To assess the role of Chlamydia trachomatis in the development of cervical intraepithelial neoplasia (CIN) and to evaluate possible synergism between chlamydiae and human papillomavirus (HPV) in this process, 418 women who had been prospectively followed up for cervical HPV infections at our clinic since 1981 were tested for chlamydiae. At each visit the patients were examined by colposcopy, and other investigations, such as Papanicolaou (Pap) smears, punch biopsies, urethral, and cervical swabs, were undertaken as indicated. In biopsy specimens the cytopathic changes of HPV, concomitant CIN, and the local immunocompetent cell infiltrates were analysed. The latter were measured and further identified using an alpha naphthyl acetate esterase (ANAE) technique to define B cells, macrophages, and T cells and using monoclonal antibodies to define T cell subsets, NK (natural killer cells), and Langerhans cells.

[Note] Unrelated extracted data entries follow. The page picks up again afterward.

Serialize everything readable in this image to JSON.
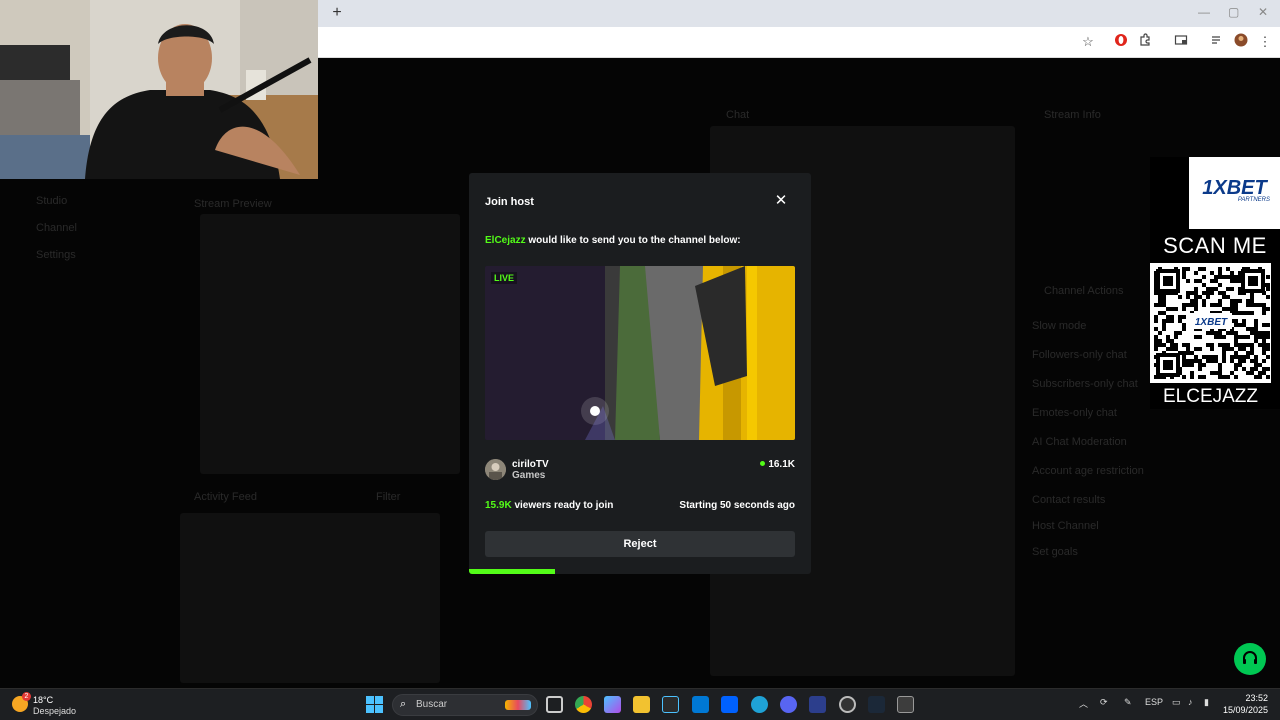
{
  "browser": {
    "new_tab_label": "+",
    "window_controls": [
      "—",
      "▢",
      "✕"
    ]
  },
  "sponsor": {
    "logo": "1XBET",
    "logo_sub": "PARTNERS",
    "scan_label": "SCAN ME",
    "qr_inner_label": "1XBET",
    "name": "ELCEJAZZ"
  },
  "modal": {
    "title": "Join host",
    "close_icon": "close-icon",
    "host_name": "ElCejazz",
    "message": "would like to send you to the channel below:",
    "live_badge": "LIVE",
    "channel_name": "ciriloTV",
    "category": "Games",
    "viewer_count": "16.1K",
    "ready_count": "15.9K",
    "ready_suffix": "viewers ready to join",
    "starting_text": "Starting 50 seconds ago",
    "reject_label": "Reject",
    "progress": 0.25,
    "accent_color": "#53fc18"
  },
  "dashboard_dimmed": {
    "sidebar": [
      "Studio",
      "Channel",
      "Settings"
    ],
    "stream_preview_label": "Stream Preview",
    "activity_feed_label": "Activity Feed",
    "filter_label": "Filter",
    "chat_label": "Chat",
    "stream_info_label": "Stream Info",
    "channel_actions_label": "Channel Actions",
    "actions": [
      "Slow mode",
      "Followers-only chat",
      "Subscribers-only chat",
      "Emotes-only chat",
      "AI Chat Moderation",
      "Account age restriction",
      "Contact results",
      "Host Channel",
      "Set goals"
    ]
  },
  "taskbar": {
    "weather_temp": "18°C",
    "weather_desc": "Despejado",
    "weather_badge": "2",
    "search_placeholder": "Buscar",
    "language": "ESP",
    "time": "23:52",
    "date": "15/09/2025"
  }
}
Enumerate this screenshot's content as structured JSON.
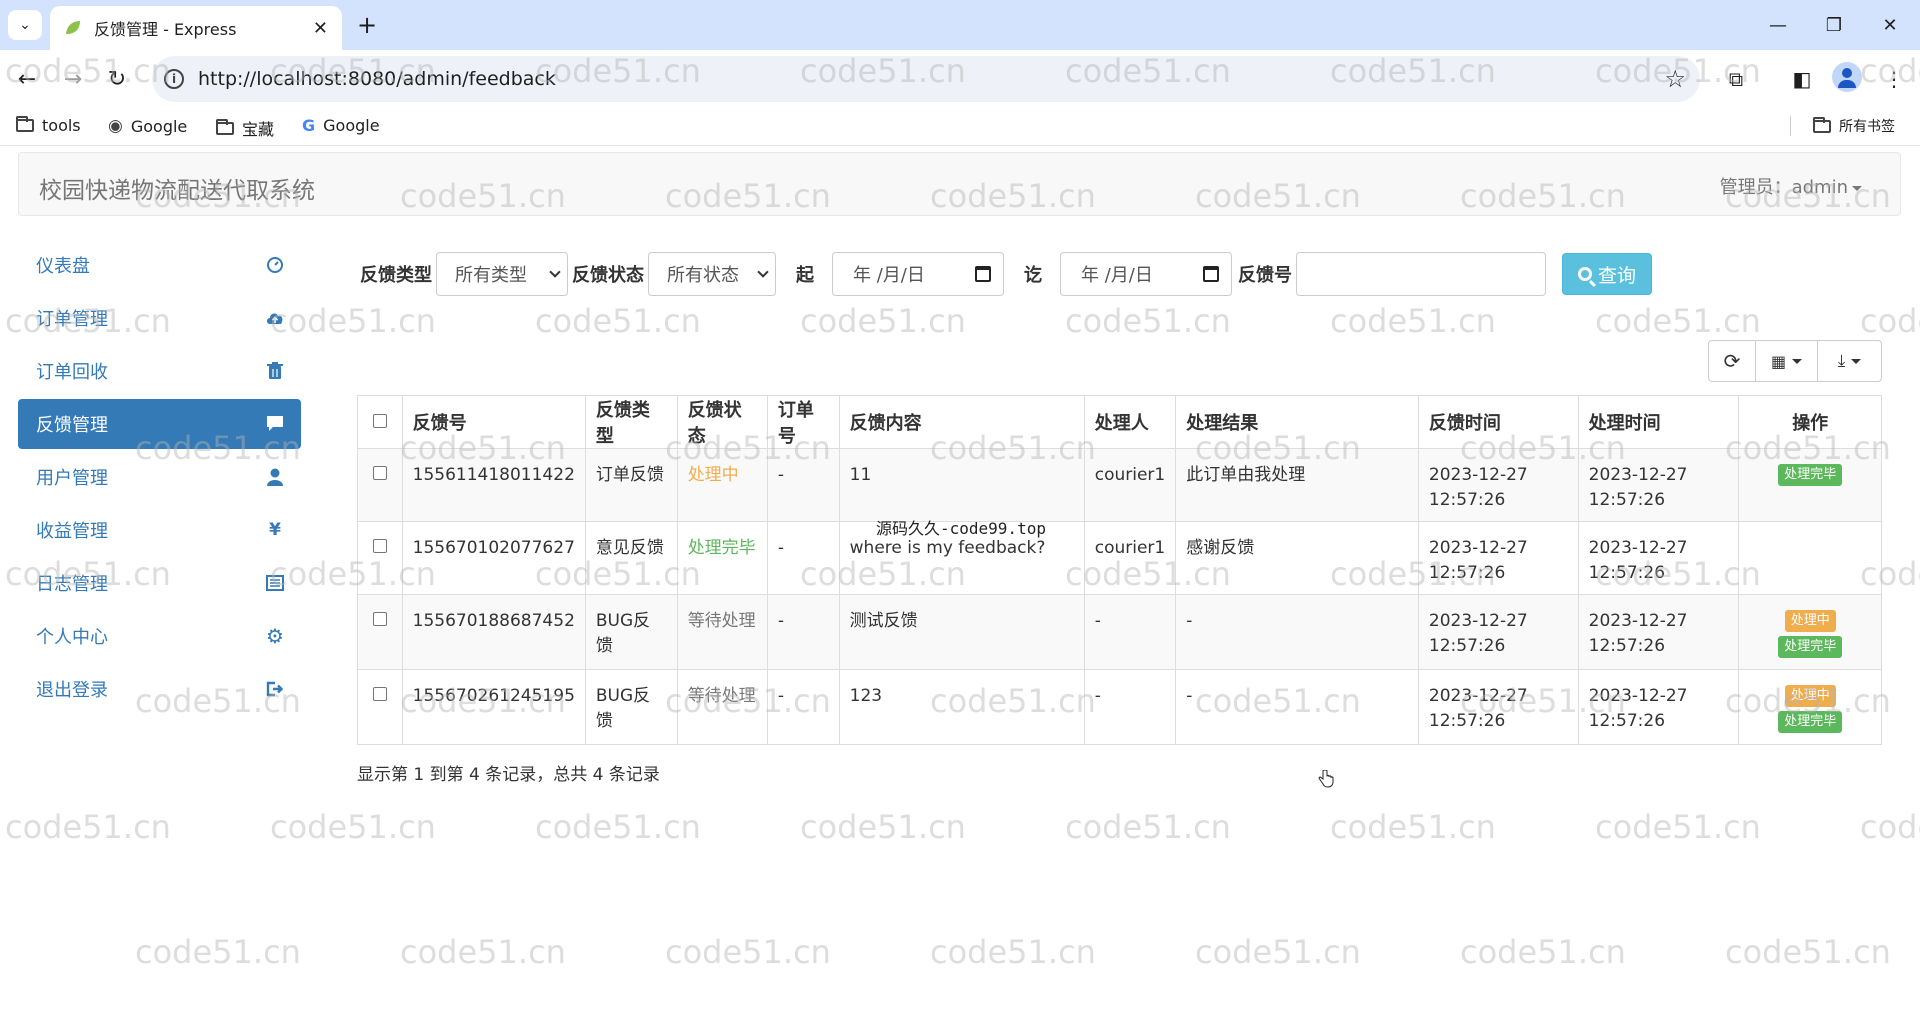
{
  "browser": {
    "tab_title": "反馈管理 - Express",
    "url": "http://localhost:8080/admin/feedback",
    "bookmarks": [
      "tools",
      "Google",
      "宝藏",
      "Google"
    ],
    "all_bookmarks": "所有书签"
  },
  "app": {
    "title": "校园快递物流配送代取系统",
    "admin_label": "管理员：admin"
  },
  "sidebar": {
    "items": [
      {
        "label": "仪表盘",
        "icon": "dashboard-icon"
      },
      {
        "label": "订单管理",
        "icon": "cloud-upload-icon"
      },
      {
        "label": "订单回收",
        "icon": "trash-icon"
      },
      {
        "label": "反馈管理",
        "icon": "comment-icon",
        "active": true
      },
      {
        "label": "用户管理",
        "icon": "user-icon"
      },
      {
        "label": "收益管理",
        "icon": "yen-icon"
      },
      {
        "label": "日志管理",
        "icon": "list-alt-icon"
      },
      {
        "label": "个人中心",
        "icon": "cog-icon"
      },
      {
        "label": "退出登录",
        "icon": "logout-icon"
      }
    ]
  },
  "filters": {
    "type_label": "反馈类型",
    "type_value": "所有类型",
    "status_label": "反馈状态",
    "status_value": "所有状态",
    "start_label": "起",
    "start_placeholder": "年 /月/日",
    "end_label": "讫",
    "end_placeholder": "年 /月/日",
    "id_label": "反馈号",
    "query_button": "查询"
  },
  "table": {
    "columns": [
      "反馈号",
      "反馈类型",
      "反馈状态",
      "订单号",
      "反馈内容",
      "处理人",
      "处理结果",
      "反馈时间",
      "处理时间",
      "操作"
    ],
    "rows": [
      {
        "id": "155611418011422",
        "type": "订单反馈",
        "status": "处理中",
        "status_color": "#f0ad4e",
        "order": "-",
        "content": "11",
        "handler": "courier1",
        "result": "此订单由我处理",
        "created": "2023-12-27 12:57:26",
        "handled": "2023-12-27 12:57:26",
        "actions": [
          "处理完毕"
        ]
      },
      {
        "id": "155670102077627",
        "type": "意见反馈",
        "status": "处理完毕",
        "status_color": "#5cb85c",
        "order": "-",
        "content": "where is my feedback?",
        "handler": "courier1",
        "result": "感谢反馈",
        "created": "2023-12-27 12:57:26",
        "handled": "2023-12-27 12:57:26",
        "actions": []
      },
      {
        "id": "155670188687452",
        "type": "BUG反馈",
        "status": "等待处理",
        "status_color": "#777777",
        "order": "-",
        "content": "测试反馈",
        "handler": "-",
        "result": "-",
        "created": "2023-12-27 12:57:26",
        "handled": "2023-12-27 12:57:26",
        "actions": [
          "处理中",
          "处理完毕"
        ]
      },
      {
        "id": "155670261245195",
        "type": "BUG反馈",
        "status": "等待处理",
        "status_color": "#777777",
        "order": "-",
        "content": "123",
        "handler": "-",
        "result": "-",
        "created": "2023-12-27 12:57:26",
        "handled": "2023-12-27 12:57:26",
        "actions": [
          "处理中",
          "处理完毕"
        ]
      }
    ]
  },
  "pagination_info": "显示第 1 到第 4 条记录，总共 4 条记录",
  "overlay_text": "源码久久-code99.top",
  "watermark": "code51.cn",
  "colors": {
    "primary": "#337ab7",
    "info": "#5bc0de",
    "success": "#5cb85c",
    "warning": "#f0ad4e"
  }
}
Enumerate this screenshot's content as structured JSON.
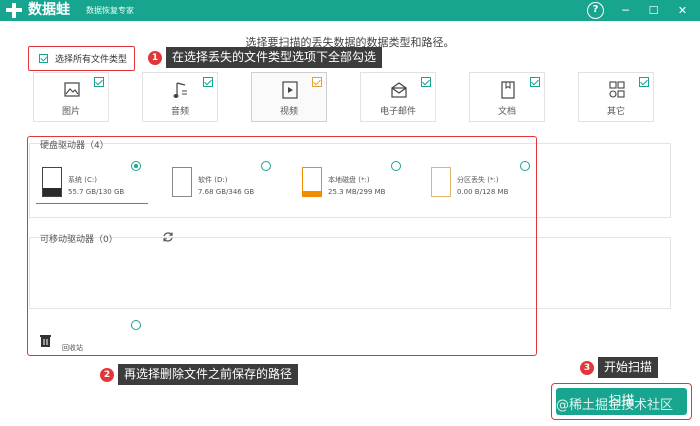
{
  "app": {
    "name": "数据蛙",
    "subtitle": "数据恢复专家"
  },
  "window": {
    "help": "?",
    "minimize": "─",
    "maximize": "☐",
    "close": "✕"
  },
  "instruction": "选择要扫描的丢失数据的数据类型和路径。",
  "select_all": {
    "label": "选择所有文件类型",
    "checked": true
  },
  "file_types": [
    {
      "label": "图片",
      "icon": "image-icon",
      "checked": true
    },
    {
      "label": "音频",
      "icon": "music-icon",
      "checked": true
    },
    {
      "label": "视频",
      "icon": "video-icon",
      "checked": true
    },
    {
      "label": "电子邮件",
      "icon": "mail-icon",
      "checked": true
    },
    {
      "label": "文档",
      "icon": "document-icon",
      "checked": true
    },
    {
      "label": "其它",
      "icon": "other-icon",
      "checked": true
    }
  ],
  "callouts": {
    "one": {
      "number": "1",
      "text": "在选择丢失的文件类型选项下全部勾选"
    },
    "two": {
      "number": "2",
      "text": "再选择删除文件之前保存的路径"
    },
    "three": {
      "number": "3",
      "text": "开始扫描"
    }
  },
  "hard_drives": {
    "title": "硬盘驱动器（4）",
    "drives": [
      {
        "name": "系统 (C:)",
        "size": "55.7 GB/130 GB",
        "selected": true
      },
      {
        "name": "软件 (D:)",
        "size": "7.68 GB/346 GB",
        "selected": false
      },
      {
        "name": "本地磁盘 (*:)",
        "size": "25.3 MB/299 MB",
        "selected": false
      },
      {
        "name": "分区丢失 (*:)",
        "size": "0.00  B/128 MB",
        "selected": false
      }
    ]
  },
  "removable": {
    "title": "可移动驱动器（0）"
  },
  "recycle_bin": {
    "label": "回收站"
  },
  "scan_button": {
    "label": "扫描"
  },
  "watermark": "@稀土掘金技术社区",
  "colors": {
    "accent": "#18a58f",
    "highlight": "#e0383a",
    "callout_bg": "#3c3c3c"
  }
}
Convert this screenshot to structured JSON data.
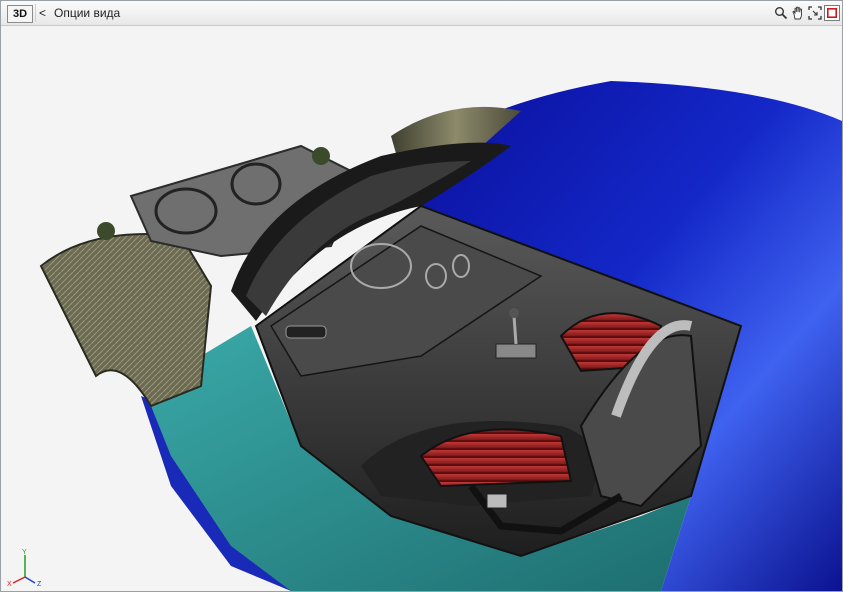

Chlamydial isolation (4.1% in the cervix, and 3.6% in the urethra) did not positively correlate with the degree of cytological atypia in PAP smears or with the degree of CIN lesions associated with HPV. Chlamydial cervicitis did not affect the ANAE definable cell composition of the immunocompetent cell infiltrates in HPV lesions, or that of the immunocompetent cell subsets, including the ratios of T helper to T suppressor cells and the numbers of NK cells. Chlamydial infection did not alter the natural history of HPV lesions, of which 30% regressed, 53% persisted, and 17% progressed during follow up. The present results do not provide evidence to substantiate the hypothesis that chlamydiae and HPV might act synergistically in cervical carcinogenesis, or the view that C trachomatis may be a major aetiological agent of CIN lesions. Chlamydiae and HPV are covariables of sexual behaviour, and their concomitant appearance in sexually promiscuous women is best explained by this fact. As we do not have more direct evidence for the oncogenic potential of C trachomatis (as we have of HPV), it seems reasonable to consider that this agent is not a major cause of CIN, but rather a sexually transmitted agent commonly found in women with CIN because of their promiscuous sexual behaviour.